Yep,,, you can shoot bowfins.

You can only shoot catfish on the savannah river and its tributaries.


----------



## Gaducker (May 30, 2010)

bullardsls1 said:


> carp/gar/ shad/ what else is a bowfin legal to shoot i have never even seen one before but i read lots of forms and they talk about the bowfin/dogfish .



You should have seen a few in westpoint if you went upriver of ringer.  We shot a hog of a mudfish last week end. Hes under 4 stalks of corn now!!!!!!!


----------



## cpowel10 (May 30, 2010)

it is also legal to shoot any gamefish (bass, bream, etc) in private waters.  We've shot them on our place before when we had to many in a pond.


----------



## Son (Jun 12, 2010)

Talapia, also known as Nile Perch are fair game in Seminole.

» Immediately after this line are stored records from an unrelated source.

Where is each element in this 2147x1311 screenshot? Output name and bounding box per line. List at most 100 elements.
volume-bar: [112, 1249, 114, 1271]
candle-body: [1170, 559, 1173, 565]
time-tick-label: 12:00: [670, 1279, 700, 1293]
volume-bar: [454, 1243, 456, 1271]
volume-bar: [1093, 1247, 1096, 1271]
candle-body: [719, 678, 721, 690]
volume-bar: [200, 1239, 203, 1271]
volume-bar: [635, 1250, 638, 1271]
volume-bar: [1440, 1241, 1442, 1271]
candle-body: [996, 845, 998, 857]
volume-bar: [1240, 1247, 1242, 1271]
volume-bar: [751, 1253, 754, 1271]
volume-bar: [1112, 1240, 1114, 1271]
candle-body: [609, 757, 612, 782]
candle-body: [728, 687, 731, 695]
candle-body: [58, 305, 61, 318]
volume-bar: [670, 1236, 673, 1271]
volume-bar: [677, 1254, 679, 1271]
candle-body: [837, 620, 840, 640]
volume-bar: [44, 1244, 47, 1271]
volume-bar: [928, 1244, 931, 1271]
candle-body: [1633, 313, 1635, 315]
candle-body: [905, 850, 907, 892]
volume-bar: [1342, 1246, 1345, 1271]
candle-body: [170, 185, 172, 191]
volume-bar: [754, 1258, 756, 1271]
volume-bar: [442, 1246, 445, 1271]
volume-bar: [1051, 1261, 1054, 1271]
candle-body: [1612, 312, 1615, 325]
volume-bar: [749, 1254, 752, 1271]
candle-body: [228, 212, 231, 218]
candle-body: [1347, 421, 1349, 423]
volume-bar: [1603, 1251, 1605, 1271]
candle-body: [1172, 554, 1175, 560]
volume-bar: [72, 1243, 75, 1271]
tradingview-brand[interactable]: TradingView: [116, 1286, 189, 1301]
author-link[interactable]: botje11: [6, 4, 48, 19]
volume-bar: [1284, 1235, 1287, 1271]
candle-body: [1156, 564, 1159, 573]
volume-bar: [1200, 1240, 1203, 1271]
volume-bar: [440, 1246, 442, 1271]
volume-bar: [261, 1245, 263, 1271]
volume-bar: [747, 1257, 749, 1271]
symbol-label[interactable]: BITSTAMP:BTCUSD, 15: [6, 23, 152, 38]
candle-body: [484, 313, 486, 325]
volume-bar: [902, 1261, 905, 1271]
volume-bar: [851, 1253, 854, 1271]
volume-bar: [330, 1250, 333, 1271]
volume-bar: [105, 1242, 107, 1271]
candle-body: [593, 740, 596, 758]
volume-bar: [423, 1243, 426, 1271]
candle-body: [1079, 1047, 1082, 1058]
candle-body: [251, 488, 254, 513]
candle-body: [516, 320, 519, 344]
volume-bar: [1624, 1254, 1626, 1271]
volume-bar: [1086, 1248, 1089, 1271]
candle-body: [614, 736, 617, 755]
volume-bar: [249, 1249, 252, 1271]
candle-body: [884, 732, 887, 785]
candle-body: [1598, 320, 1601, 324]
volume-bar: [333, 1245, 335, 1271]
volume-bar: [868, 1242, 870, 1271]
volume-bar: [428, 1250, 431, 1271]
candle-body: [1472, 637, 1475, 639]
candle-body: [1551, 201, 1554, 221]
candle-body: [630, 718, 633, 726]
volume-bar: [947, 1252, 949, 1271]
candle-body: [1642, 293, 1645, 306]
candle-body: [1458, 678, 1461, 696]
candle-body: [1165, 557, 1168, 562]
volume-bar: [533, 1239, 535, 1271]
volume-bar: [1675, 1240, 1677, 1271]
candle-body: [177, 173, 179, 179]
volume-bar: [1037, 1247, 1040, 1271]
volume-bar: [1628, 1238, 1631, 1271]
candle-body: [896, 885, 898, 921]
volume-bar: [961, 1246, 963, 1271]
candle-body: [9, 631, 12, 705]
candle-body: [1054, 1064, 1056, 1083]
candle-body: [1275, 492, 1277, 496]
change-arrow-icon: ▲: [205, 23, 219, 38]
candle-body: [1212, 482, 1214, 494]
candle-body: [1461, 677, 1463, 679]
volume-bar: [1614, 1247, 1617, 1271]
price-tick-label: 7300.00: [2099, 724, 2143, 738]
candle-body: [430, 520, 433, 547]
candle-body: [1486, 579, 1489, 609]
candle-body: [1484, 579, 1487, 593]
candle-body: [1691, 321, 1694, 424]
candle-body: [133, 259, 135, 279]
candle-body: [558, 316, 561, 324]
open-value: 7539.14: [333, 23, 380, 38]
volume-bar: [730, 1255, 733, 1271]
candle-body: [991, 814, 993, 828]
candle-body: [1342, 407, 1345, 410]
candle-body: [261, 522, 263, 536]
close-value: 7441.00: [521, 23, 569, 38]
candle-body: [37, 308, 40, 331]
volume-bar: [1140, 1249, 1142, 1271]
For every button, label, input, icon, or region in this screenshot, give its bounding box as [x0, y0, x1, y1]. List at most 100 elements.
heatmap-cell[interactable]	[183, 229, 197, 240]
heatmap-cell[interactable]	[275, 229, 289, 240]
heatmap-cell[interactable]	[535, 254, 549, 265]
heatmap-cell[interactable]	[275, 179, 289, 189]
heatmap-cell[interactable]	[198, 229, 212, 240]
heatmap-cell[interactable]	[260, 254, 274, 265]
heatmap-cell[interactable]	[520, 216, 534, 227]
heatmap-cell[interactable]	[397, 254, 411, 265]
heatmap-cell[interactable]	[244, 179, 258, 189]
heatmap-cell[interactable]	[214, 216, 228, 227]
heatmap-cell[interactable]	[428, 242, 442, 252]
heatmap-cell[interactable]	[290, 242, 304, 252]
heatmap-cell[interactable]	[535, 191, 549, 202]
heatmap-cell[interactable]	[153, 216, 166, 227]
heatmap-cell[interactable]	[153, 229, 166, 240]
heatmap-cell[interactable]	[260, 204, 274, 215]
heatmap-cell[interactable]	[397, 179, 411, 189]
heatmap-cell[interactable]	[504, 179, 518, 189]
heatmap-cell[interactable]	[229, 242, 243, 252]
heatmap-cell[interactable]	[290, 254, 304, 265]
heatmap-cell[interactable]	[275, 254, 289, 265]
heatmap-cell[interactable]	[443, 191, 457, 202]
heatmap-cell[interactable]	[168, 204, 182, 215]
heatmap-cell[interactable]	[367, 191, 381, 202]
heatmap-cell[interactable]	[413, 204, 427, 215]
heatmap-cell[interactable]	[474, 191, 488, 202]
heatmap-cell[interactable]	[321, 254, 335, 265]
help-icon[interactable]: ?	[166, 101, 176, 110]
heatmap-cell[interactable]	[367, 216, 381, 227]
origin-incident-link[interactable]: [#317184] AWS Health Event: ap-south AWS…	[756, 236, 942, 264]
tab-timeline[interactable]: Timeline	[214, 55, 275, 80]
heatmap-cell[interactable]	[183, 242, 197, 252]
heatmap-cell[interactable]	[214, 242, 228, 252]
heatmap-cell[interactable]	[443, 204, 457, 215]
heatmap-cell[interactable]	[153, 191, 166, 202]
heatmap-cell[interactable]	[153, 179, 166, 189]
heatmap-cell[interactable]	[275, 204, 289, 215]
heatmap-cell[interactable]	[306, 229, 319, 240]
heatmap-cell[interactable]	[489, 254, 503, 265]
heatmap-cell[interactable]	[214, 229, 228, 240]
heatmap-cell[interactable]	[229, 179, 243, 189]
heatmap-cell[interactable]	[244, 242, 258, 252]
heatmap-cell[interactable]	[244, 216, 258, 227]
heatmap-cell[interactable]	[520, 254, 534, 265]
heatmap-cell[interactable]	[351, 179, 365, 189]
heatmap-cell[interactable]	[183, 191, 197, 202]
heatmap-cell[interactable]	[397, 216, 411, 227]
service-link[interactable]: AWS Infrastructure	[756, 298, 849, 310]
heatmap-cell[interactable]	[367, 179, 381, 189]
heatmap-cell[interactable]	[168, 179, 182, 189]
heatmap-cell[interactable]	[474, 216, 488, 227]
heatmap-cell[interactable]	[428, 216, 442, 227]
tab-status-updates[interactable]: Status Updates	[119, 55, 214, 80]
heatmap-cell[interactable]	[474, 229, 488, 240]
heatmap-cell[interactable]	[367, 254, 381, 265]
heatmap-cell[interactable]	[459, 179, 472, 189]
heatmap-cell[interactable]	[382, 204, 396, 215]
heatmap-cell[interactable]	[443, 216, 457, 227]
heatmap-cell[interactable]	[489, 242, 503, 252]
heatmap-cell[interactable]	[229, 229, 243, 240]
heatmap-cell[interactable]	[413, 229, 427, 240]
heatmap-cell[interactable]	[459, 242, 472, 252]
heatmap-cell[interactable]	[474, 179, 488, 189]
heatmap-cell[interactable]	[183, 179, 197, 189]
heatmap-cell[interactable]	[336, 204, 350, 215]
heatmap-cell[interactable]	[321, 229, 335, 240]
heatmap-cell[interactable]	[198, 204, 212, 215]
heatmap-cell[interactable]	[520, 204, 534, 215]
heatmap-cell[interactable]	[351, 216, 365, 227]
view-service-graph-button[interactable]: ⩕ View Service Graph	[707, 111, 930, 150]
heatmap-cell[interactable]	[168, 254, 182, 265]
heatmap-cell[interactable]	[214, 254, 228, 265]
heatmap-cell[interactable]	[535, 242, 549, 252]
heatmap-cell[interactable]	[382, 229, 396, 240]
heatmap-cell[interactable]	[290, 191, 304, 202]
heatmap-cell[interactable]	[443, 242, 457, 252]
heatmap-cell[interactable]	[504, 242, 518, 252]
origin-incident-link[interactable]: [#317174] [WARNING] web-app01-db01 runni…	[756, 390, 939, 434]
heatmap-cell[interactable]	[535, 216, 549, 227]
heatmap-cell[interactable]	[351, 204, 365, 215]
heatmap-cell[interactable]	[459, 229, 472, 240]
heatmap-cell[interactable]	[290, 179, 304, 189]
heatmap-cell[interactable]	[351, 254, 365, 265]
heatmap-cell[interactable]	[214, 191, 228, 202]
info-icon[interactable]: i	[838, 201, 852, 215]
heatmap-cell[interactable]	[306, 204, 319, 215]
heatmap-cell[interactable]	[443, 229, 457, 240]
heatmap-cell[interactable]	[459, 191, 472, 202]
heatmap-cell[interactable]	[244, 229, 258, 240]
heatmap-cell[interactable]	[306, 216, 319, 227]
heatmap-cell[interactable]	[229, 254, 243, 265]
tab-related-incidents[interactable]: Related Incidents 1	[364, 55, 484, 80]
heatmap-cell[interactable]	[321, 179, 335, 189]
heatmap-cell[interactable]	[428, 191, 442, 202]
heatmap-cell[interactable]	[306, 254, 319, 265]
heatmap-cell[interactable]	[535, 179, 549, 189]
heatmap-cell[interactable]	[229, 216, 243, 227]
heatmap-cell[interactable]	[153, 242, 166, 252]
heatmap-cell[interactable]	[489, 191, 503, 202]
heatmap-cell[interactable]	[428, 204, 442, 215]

Some areas are closed to bowfishing though, so watch for the signs.


----------



## 24point (Jun 13, 2010)

cpowel10 said:


> it is also legal to shoot any gamefish (bass, bream, etc) in private waters.  We've shot them on our place before when we had to many in a pond.



I'm sure you can do just about any kind of fishing in a private pond


----------



## ABAChunter (Jun 18, 2010)

sleeze said:


> Yep,,, you can shoot bowfins.



Those are some scary fish


----------



## Bullpup969 (Jul 26, 2010)

I had a friend who said he bow fished for bass while they were bedding on public lakes.


----------



## frydaddy40 (Jul 26, 2010)

*Bowfin?*

Bow-fin or mud-fish as we call them the south are in 
  all the rivers near the coast.


----------



## sleeze (Jul 26, 2010)

Bullpup969 said:


> I had a friend who said he bow fished for bass while they were bedding on public lakes.



Ummm, yeah,,,,,,,,pretty much illegal.


----------



## Roberson (Sep 2, 2010)

shad are listed as a gamefish in the regs.


----------



## Flaustin1 (Sep 6, 2010)

Only american and hickory shad i beleive.


----------